Pack closing on Hillary in early states

The race between Democratic presidential front-runners in the early state contests has tightened in the past month, defying national polls that show Sen. Hillary Rodham Clinton with a sizable lead.

Despite the New York senator’s substantial lead in nationwide surveys, pollsters and Democratic strategists say the race between the former first lady and her strongest rival, Sen. Barack Obama of Illinois, has grown much more competitive in New Hampshire. A recent poll in the state, which holds the first primary, shows the two in a dead heat.

Democratic campaign advisers in the state, which has a history of upsetting front-runners, say Mr.
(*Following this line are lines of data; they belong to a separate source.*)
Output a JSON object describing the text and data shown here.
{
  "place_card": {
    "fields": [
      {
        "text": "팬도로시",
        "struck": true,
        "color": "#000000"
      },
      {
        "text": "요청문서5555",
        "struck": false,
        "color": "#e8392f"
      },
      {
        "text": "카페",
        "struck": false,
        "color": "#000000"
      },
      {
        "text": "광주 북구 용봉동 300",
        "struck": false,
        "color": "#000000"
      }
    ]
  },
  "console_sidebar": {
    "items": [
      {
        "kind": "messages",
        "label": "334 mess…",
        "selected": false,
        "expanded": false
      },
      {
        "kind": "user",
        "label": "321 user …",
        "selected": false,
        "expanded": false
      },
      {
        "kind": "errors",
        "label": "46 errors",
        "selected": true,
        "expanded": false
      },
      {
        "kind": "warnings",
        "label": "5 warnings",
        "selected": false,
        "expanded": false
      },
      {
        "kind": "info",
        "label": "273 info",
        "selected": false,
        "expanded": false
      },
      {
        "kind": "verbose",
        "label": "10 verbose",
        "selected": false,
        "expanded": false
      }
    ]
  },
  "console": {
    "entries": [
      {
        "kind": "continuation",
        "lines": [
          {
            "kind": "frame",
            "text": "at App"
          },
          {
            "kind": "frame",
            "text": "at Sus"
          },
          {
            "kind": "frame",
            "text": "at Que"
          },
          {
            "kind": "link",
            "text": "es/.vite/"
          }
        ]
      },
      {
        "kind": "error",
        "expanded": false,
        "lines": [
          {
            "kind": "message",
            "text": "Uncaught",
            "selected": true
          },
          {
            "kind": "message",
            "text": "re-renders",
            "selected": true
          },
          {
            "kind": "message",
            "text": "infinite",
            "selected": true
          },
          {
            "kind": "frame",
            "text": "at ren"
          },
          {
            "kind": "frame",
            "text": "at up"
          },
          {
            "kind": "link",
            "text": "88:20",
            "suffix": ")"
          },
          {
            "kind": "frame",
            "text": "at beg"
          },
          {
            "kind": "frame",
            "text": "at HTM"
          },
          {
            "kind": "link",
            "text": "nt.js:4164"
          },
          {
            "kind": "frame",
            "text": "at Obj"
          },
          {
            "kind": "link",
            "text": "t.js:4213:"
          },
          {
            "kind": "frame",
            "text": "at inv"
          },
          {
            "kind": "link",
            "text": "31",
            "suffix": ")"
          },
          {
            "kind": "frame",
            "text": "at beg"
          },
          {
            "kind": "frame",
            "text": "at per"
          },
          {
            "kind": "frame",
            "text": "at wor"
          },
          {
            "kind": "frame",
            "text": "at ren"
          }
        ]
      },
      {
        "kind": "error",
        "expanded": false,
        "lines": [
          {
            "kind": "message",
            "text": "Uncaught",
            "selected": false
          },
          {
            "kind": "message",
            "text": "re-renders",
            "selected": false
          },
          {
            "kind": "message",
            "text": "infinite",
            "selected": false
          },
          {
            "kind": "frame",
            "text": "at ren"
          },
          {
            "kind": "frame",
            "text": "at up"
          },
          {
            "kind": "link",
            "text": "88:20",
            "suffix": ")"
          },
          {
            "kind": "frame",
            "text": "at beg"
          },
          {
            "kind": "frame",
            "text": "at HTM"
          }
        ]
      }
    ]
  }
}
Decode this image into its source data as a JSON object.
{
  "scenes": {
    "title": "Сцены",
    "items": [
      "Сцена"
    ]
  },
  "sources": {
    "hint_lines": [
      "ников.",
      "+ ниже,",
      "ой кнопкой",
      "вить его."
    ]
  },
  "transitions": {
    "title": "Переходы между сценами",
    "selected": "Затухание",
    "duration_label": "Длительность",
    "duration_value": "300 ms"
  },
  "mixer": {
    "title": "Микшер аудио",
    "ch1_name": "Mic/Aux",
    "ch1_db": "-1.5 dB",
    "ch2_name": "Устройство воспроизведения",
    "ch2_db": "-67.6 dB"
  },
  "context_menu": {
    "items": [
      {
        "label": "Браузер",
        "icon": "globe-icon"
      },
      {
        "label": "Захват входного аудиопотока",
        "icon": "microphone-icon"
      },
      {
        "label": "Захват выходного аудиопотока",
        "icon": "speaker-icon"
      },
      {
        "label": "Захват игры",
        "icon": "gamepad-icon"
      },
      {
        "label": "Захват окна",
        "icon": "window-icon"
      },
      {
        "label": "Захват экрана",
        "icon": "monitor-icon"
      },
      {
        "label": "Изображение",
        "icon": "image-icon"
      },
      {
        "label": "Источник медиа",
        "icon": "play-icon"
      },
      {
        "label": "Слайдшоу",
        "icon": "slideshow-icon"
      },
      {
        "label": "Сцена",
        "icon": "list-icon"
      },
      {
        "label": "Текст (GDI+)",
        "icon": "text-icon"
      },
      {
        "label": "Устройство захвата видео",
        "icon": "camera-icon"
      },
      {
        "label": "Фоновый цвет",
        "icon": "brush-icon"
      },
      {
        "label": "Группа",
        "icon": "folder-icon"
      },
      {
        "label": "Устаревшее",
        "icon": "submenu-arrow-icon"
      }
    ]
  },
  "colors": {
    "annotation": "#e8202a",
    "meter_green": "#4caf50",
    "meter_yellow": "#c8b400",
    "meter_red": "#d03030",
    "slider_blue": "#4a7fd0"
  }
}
Obama’s support has widened, especially among independents.

Supporters of Mr. Obama in the Granite State say the narrowing race is due in part to voter reaction to Mrs. Clinton’s latest attack on Mr. Obama.

In an interview with the Quad-City Times in Iowa, she called Mr. Obama “irresponsible and frankly naive” for saying during the Democratic debate in South Carolina that he would be willing to meet with hostile world leaders such as the president of North Korea.

“There is clearly a tightening there. The national numbers are based on name recognition and on media coverage. The primary process is very much a sequential [state-by-state] process,” independent pollster John Zogby said.

“This process is wide open, absolutely. Hillary is the national front-runner, but she is not the front-runner in Iowa, New Hampshire and South Carolina,” three of the early contests that will take place in January, Mr. Zogby said.

A five-day American Research Group (ARG) poll of 600 likely New Hampshire Democratic voters conducted the last week in July showed Mrs. Clinton and Mr. Obama tied with 31 percent each.

Mr. Zogby said his polls in the state earlier this year had shown the race close, while succeeding surveys by other organizations showed Mrs. Clinton moving into a substantial lead.

However, a Mason-Dixon poll in June, which showed her drawing 26 percent to Mr. Obama’s 21 percent among likely Democratic voters, moved the Illinois senator to within striking range of overtaking Mrs. Clinton in the pivotal primary state.

“I think a lot of voters started seeing a very big difference between Hillary and Barack Obama on the issue of negotiating with other countries. I don’t think voters like nasty and sarcastic exchanges between the candidates, and she needs to be careful that she isn’t perceived in a way that seems sarcastic,” said Obama campaign adviser Jim Demers, a longtime party strategist in the state.

“This really has gotten the voters’ attention,” he said. “There is definitely movement toward Obama. I think they recognize he is the candidate of change, and Hillary comes across as the traditional establishment candidate.”

The Clinton campaign did not respond to three requests yesterday for a comment on Mr. Demers’ remarks.

But pollsters such as Mr. Zogby said they agreed with Mr. Demers’ characterization of the two front-runners.

“I think this is precisely what is going on. She has been running a general election campaign, trying to position herself as the establishment candidate with experience,” Mr. Zogby said. “Obama is by definition the anti-establishment change candidate.”